Dit is een fragment uit de voor­stelling ‘Intro’, op de planken gezet door Theater Dete­rugkeer in het voorjaar van 2003

11 reacties

  1. thomas schreef:

    ik vind dat een vre­selijk schone tekst

  2. Yuri schreef:

    dankuzeer

  3. Nele schreef:

    Ik krijg hier nog steeds kip­penvel van. Of kip­pevel. Of kiekenbisch.
    In ieder geval, ‘vre­selijk’ ‘schoon’… met de nadruk op beide woorden…

  4. urbainalpain schreef:

    Ik denk dat wij eens samen aan een tekst moeten werken. Een tekst die zal ont­staan bij gratie van uit­ge­wis­selde gedachten. Dat we dachten… dat we denken en schrijven en met duizend woorden in elkaars denken blijven. ’t Is vaneigens maar een gedacht maar ge weet het nooit van te voren. Maar ’t zou kunnen, plots een roedel avond­vul­lende woorden van twee mensen die elkaar enkel kennen via toetsen… vraag me soms af wat zulks zou geven.

  5. charlotte schreef:

    Ik moet op mijn wangen bijten om tranen bij mij te houden.

  6. Yuri schreef:

    @ Urbain: Dat zijn zowaar schone gedachten. Ik ga daar eens in mijn hoofd over breinstormen.

  7. Carmen schreef:

    Deze tekst roept gevoel op die ik niet onder woorden wil brengen. Het zou de sfeer breken. Bedankt voor weer maar eens een pareltje dat ik bijna gemist had. Er staan enorm veel ver­borgen teksten op uw site. Een mens moet er naar zoeken, maar het is zeker de moeite waard.

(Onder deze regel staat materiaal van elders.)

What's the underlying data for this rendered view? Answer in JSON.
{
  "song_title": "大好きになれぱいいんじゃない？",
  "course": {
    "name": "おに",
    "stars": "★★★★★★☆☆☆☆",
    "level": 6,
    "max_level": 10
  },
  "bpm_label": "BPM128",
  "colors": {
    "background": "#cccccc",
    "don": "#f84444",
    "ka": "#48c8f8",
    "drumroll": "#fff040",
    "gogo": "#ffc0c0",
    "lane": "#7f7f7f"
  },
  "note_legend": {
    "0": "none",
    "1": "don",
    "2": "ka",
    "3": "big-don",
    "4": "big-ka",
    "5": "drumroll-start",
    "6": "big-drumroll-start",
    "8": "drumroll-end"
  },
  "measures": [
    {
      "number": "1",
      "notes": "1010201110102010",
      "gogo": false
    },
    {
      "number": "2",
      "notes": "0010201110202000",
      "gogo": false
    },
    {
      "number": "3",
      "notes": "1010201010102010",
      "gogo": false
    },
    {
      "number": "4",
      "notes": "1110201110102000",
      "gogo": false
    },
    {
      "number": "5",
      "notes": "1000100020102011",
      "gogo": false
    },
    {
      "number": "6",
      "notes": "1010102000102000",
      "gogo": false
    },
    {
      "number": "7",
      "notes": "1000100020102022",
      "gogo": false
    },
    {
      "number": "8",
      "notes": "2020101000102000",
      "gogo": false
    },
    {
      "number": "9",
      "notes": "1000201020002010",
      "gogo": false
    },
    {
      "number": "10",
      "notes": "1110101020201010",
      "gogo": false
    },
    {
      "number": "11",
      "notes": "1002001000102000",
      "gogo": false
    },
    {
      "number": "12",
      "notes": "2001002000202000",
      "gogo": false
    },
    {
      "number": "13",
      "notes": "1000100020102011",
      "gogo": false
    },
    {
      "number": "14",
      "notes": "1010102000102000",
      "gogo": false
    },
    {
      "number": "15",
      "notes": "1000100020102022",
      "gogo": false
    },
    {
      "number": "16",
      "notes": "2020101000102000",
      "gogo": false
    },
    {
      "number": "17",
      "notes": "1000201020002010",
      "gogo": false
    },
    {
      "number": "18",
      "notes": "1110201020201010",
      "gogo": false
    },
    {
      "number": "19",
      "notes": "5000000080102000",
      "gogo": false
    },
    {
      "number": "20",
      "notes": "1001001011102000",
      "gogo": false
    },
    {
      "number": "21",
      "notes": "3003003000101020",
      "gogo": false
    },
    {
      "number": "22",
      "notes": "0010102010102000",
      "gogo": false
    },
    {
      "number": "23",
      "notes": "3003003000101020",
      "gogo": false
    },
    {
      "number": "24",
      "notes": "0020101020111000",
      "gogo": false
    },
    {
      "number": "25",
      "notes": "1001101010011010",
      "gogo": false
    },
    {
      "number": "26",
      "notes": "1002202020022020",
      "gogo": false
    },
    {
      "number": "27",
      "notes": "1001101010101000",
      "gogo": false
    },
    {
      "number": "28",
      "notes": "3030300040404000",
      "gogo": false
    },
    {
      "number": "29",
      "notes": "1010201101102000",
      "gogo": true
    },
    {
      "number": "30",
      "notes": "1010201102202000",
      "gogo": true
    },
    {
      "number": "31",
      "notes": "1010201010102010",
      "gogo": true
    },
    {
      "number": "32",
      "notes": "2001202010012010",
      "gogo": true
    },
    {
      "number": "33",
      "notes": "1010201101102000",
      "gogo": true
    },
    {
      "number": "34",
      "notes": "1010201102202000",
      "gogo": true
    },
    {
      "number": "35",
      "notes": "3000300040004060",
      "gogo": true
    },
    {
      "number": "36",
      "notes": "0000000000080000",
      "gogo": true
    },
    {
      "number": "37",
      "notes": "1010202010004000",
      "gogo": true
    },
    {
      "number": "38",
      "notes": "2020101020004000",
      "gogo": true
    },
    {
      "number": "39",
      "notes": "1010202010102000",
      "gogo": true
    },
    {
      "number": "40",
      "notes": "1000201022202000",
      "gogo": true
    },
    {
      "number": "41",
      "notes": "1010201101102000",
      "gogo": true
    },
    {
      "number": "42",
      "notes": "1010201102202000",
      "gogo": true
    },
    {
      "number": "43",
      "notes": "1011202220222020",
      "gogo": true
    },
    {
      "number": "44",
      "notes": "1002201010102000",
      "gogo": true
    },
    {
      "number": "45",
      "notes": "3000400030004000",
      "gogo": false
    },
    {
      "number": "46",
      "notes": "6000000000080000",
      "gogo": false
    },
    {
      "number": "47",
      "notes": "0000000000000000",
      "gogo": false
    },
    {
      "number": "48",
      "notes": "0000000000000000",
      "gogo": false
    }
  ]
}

    (ps. ik kan het soci­o­lo­gisch wel ver­klaren, maar dat doet niet ter zake.)

  8. Yuri schreef:

    Dank­jewel! Altijd fijn als men hier dingen van onder het stof haalt.
    Maarreuh – wat kan je dan precies soci­o­lo­gisch verklaren?

  9. Carmen schreef:

    Ik citeer: ‘ik weet niet hoe zoiets soci­o­lo­gisch te ver­klaren valt, maar veel posi­tiefs over men­se­lijke samen­le­vings­vormen valt er niet uit af te leiden.’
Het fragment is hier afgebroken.